I’ve got a conflict between tomorrow night’s all-media screening of Anne Fletcher‘s Hot Pursuit (Warner Bros., 5.8) and an 8 pm performance of The Curious Incident of the Dog in the Night-Time tomorrow night. The play wins, of course, but that means not seeing the film until late May because (a) I leave Thursday night for Paris, (b) for some reason the film isn’t opening in France until September 9th (“openings of American comedies tend to lag by months [here],” says a Paris-based critic friend) and (c) it won’t open in Prague until May 28th.

Sofia Vergara, Reese Witherspoon in Anne Fletcher’s Hot Pursuit.
Here, in any event, is a portion of one of the first reviews, posted yesterday by Westword‘s Stephanie Zacharek: “The flagrant silliness of Hot Pursuit is a plus, not a liability.

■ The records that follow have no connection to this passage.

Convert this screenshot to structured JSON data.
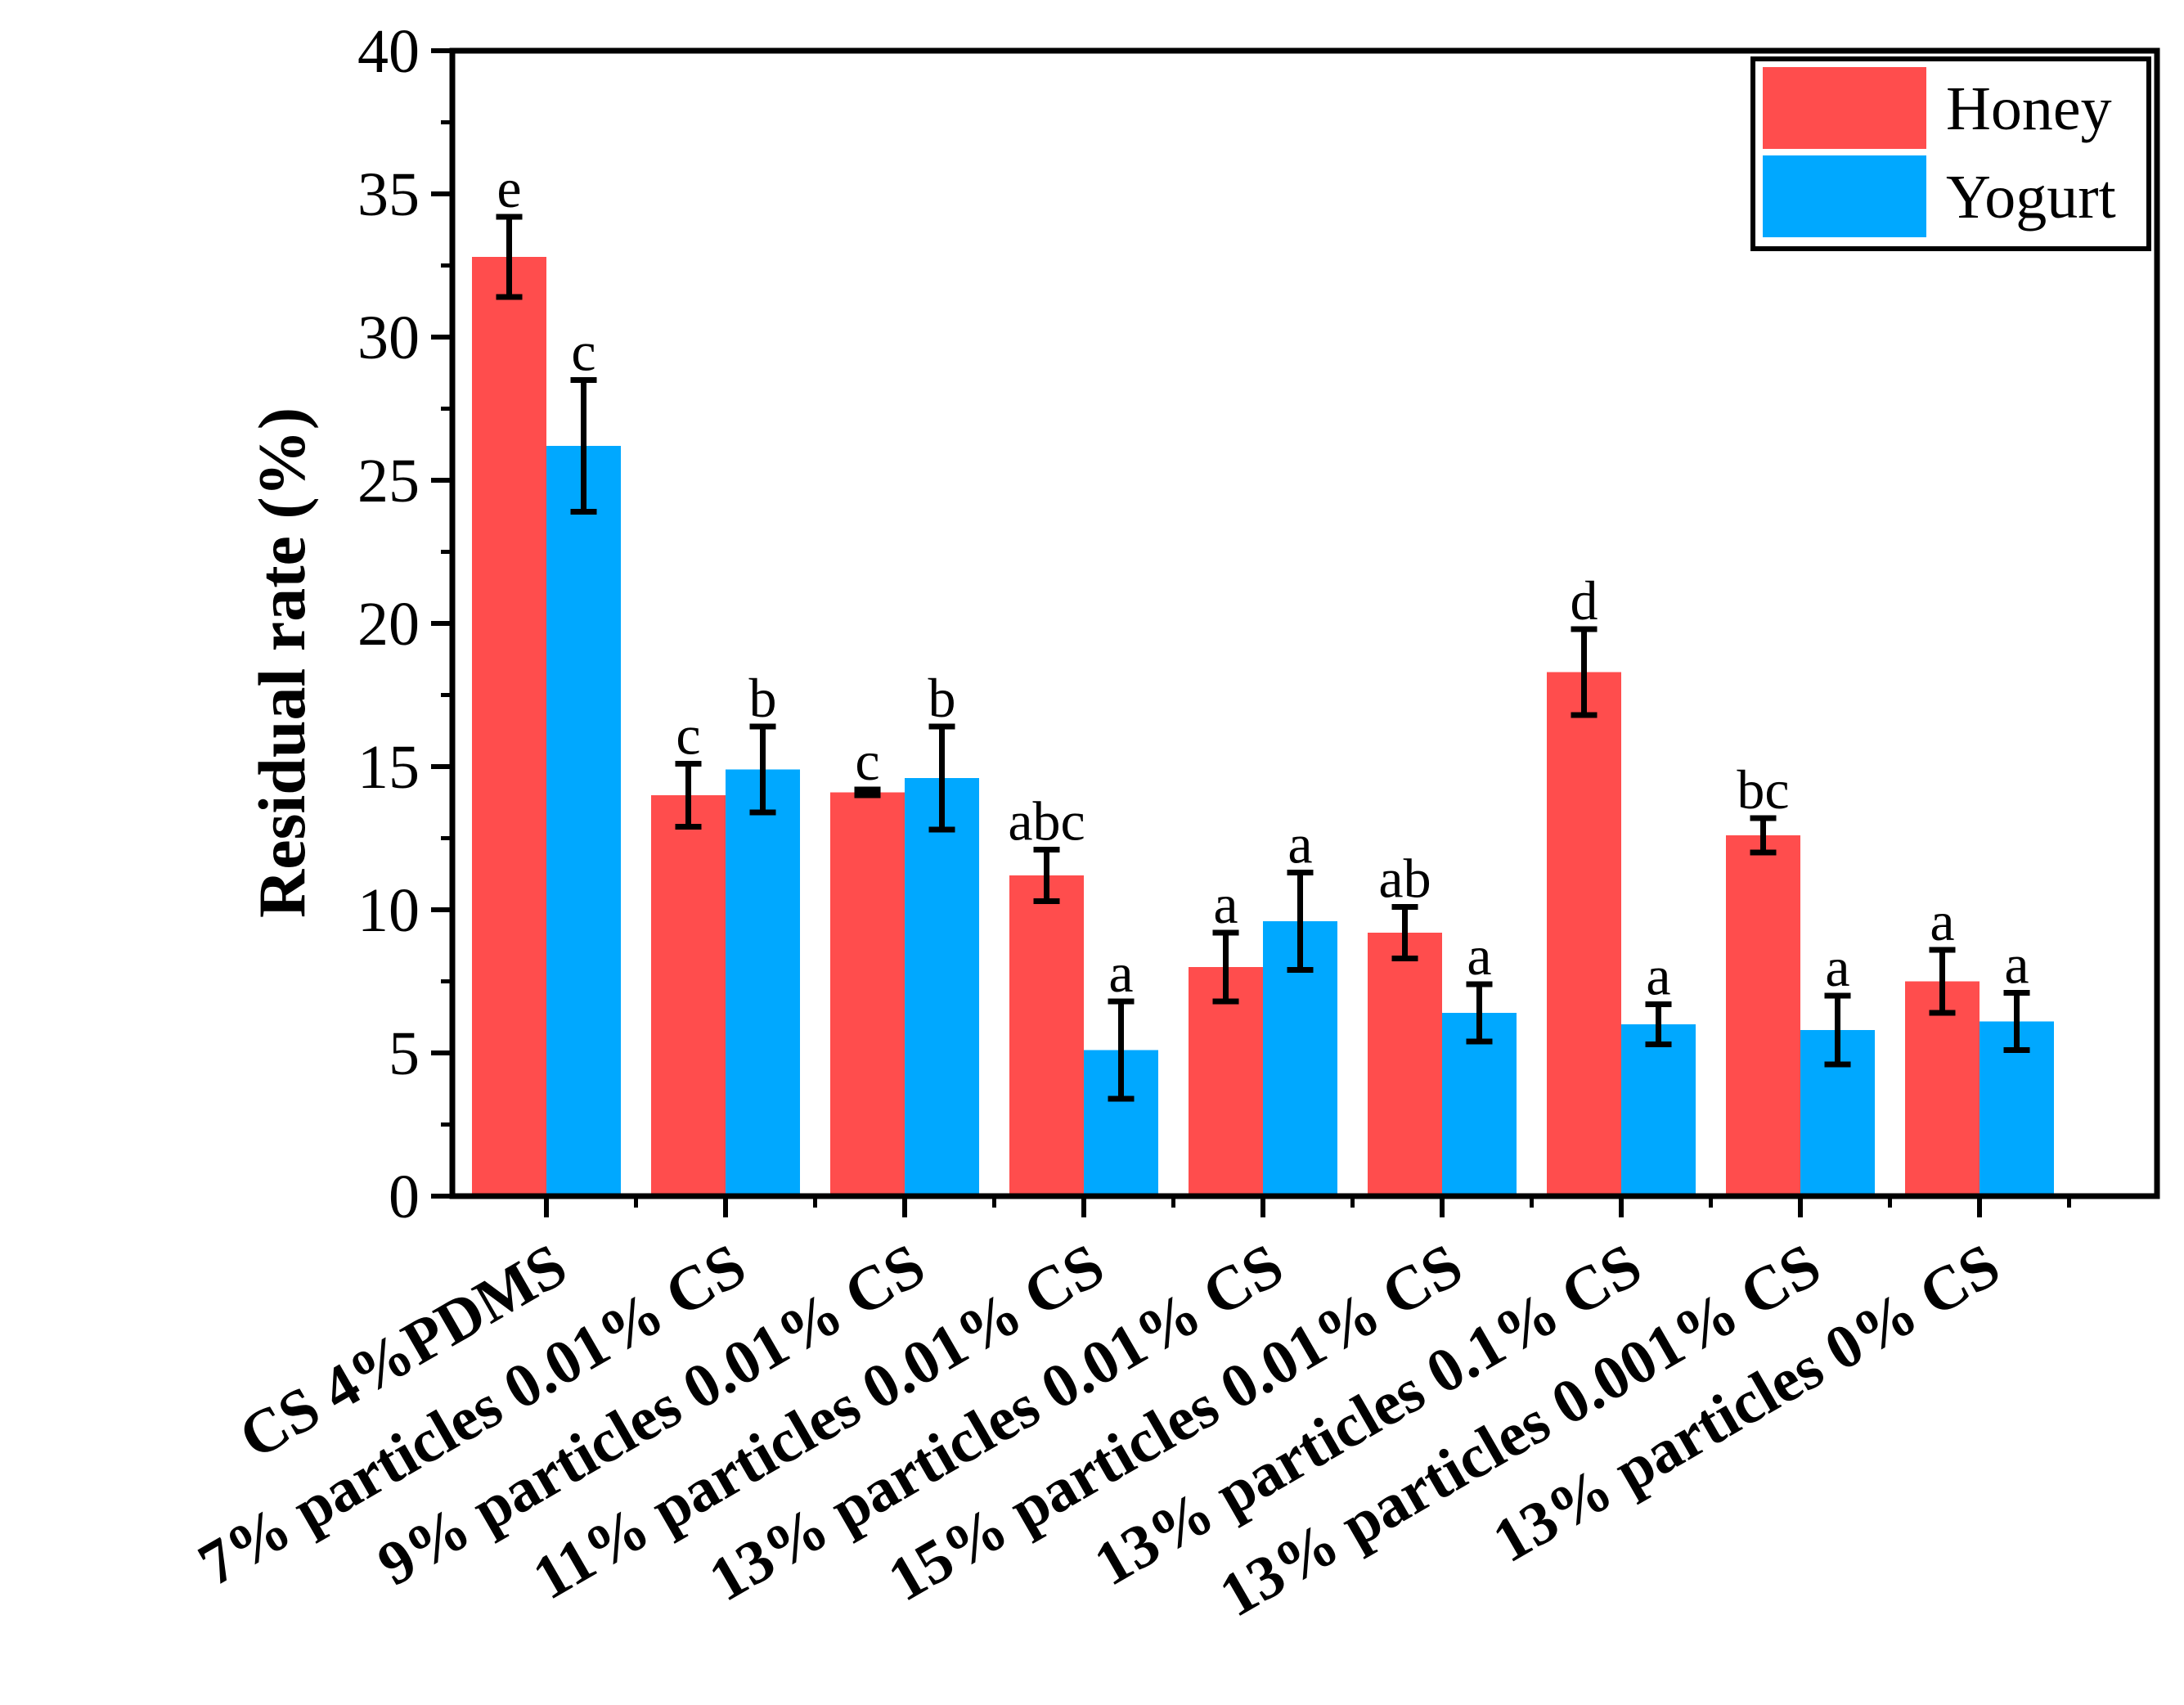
{
  "chart_data": {
    "type": "bar",
    "title": "",
    "xlabel": "",
    "ylabel": "Residual rate (%)",
    "ylim": [
      0,
      40
    ],
    "yticks": [
      "0",
      "5",
      "10",
      "15",
      "20",
      "25",
      "30",
      "35",
      "40"
    ],
    "categories": [
      "CS 4%PDMS",
      "7% particles  0.01% CS",
      "9% particles 0.01% CS",
      "11% particles 0.01% CS",
      "13% particles 0.01% CS",
      "15% particles 0.01% CS",
      "13% particles 0.1% CS",
      "13% particles 0.001% CS",
      "13% particles 0% CS"
    ],
    "series": [
      {
        "name": "Honey",
        "color": "#ff4d4d",
        "values": [
          32.8,
          14.0,
          14.1,
          11.2,
          8.0,
          9.2,
          18.3,
          12.6,
          7.5
        ],
        "errors": [
          1.4,
          1.1,
          0.1,
          0.9,
          1.2,
          0.9,
          1.5,
          0.6,
          1.1
        ],
        "labels": [
          "e",
          "c",
          "c",
          "abc",
          "a",
          "ab",
          "d",
          "bc",
          "a"
        ]
      },
      {
        "name": "Yogurt",
        "color": "#00a8ff",
        "values": [
          26.2,
          14.9,
          14.6,
          5.1,
          9.6,
          6.4,
          6.0,
          5.8,
          6.1
        ],
        "errors": [
          2.3,
          1.5,
          1.8,
          1.7,
          1.7,
          1.0,
          0.7,
          1.2,
          1.0
        ],
        "labels": [
          "c",
          "b",
          "b",
          "a",
          "a",
          "a",
          "a",
          "a",
          "a"
        ]
      }
    ],
    "legend_position": "top-right",
    "grid": false
  }
}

Directed by Anne Fletcher, [it’s] a quiet triumph of tone and timing. Nearly every scene is cut at just the right point, often topped off with a fantastic kicker of dialogue. While self-deprecation is integral to humor, self-humiliation is a trickier, more delicate business, particularly when it comes to comic roles for women. Thankfully, Hot Pursuit — with its script by David Feeney and John Quaintance, both of whom have thus far been writing mostly for TV — avoids gags of the ‘Darn! I broke my heel!’ variety.”